The edema of the vulva will subside with the general improvement of the case. Abscesses in the vulvovaginal glands are not uncommon. These are easily recognized, are often painful, and should be incised early or as soon as recognized, cleaned out thoroughly, the interior of the cavity cauterized to prevent the result of fresh infection, and then packed and left to heal by granulation.

Urethritis and cystitis may be treated as when they occur in the male. There is the same liability in women as in men to lymphatic involvement, with the consequent bubo, which may perhaps suppurate. They are less liable to the widespread manifestations of postgonorrheal infections of the joints, etc., although they are even more liable to infection of the endocardium, and, as will be readily understood, more so to infection of the peritoneum. It will then be seen that the treatment of the disease is essentially the same in either sex, certain differences in method rather than in principle having to be made in accordance with anatomical requirements.

As to the rectal mucous membrane participating in gonorrheal infection, under ordinary circumstances it would escape.

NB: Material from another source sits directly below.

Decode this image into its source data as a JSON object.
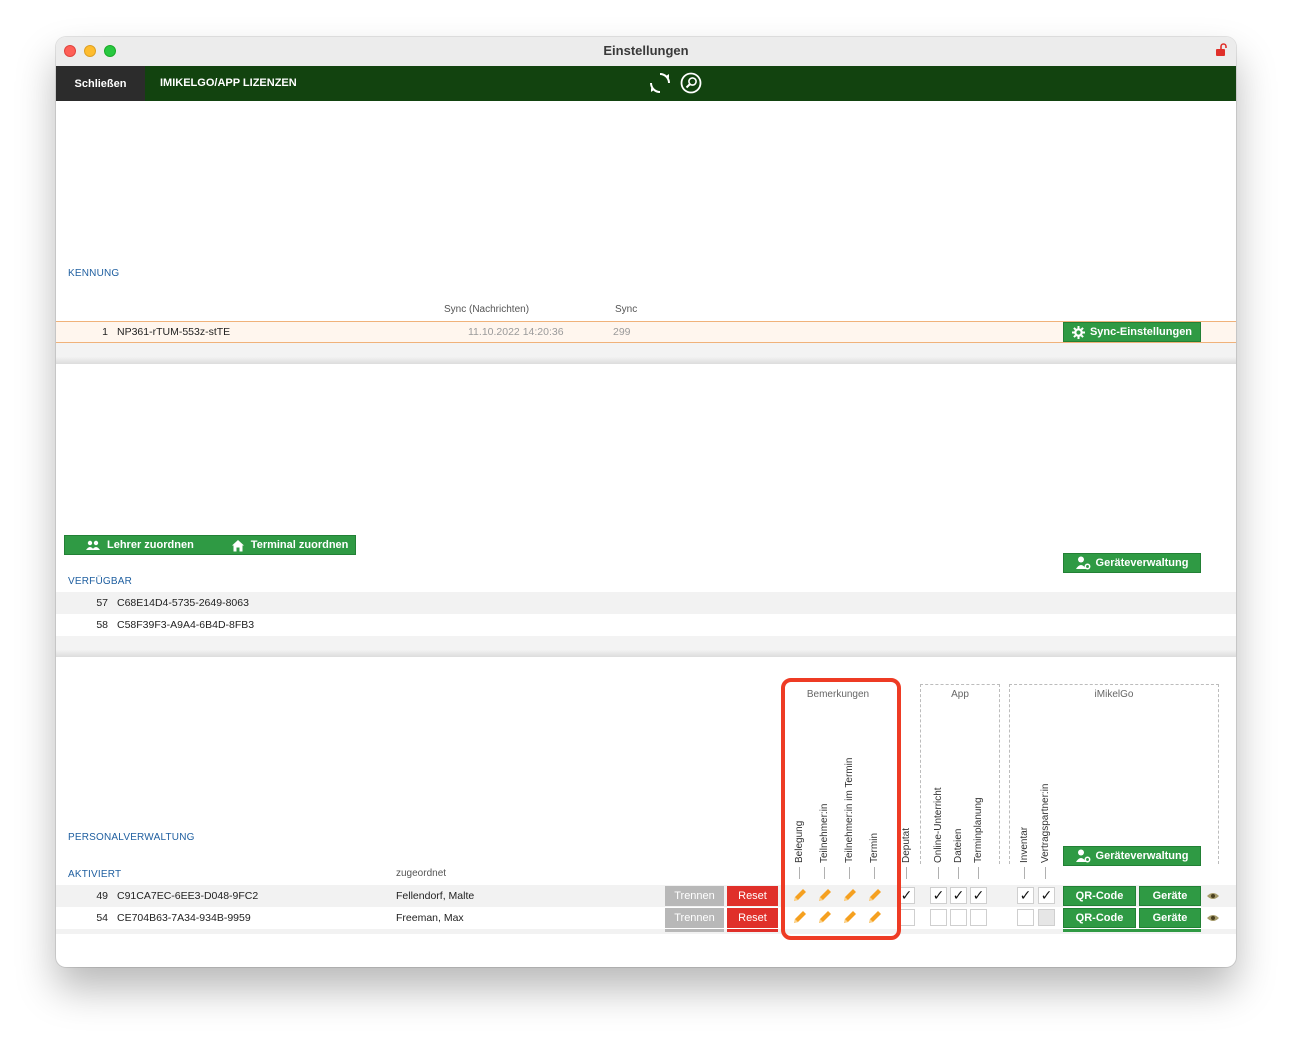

In the treatment of any of these cases by the sitz bath, the question might arise whether there would be danger of extending the contagion in this direction. It does not appear that much fear need be felt, for two reasons: the grasp of the sphincter is usually sufficient to prevent entrance of fluid, and, furthermore, the rectal mucosa is itself extremely resistant to the gonococcus. Gonorrheal proctitis is an exceedingly uncommon infection, and one rarely seen, except in extreme cases of sexual perversion. It should be treated in about the same manner as gonorrheal vaginitis, i. e., by continuous irrigation with hot water, and stretching the sphincter in order to overcome the spasm into which it would be thrown by reflex activity.

Gonorrheal urethritis in women is best treated with local applications of argyrol or one of the other silver compounds. These can be made with a syringe or with a small swab. Cystitis is to be treated in the same manner as when it occurs in the male.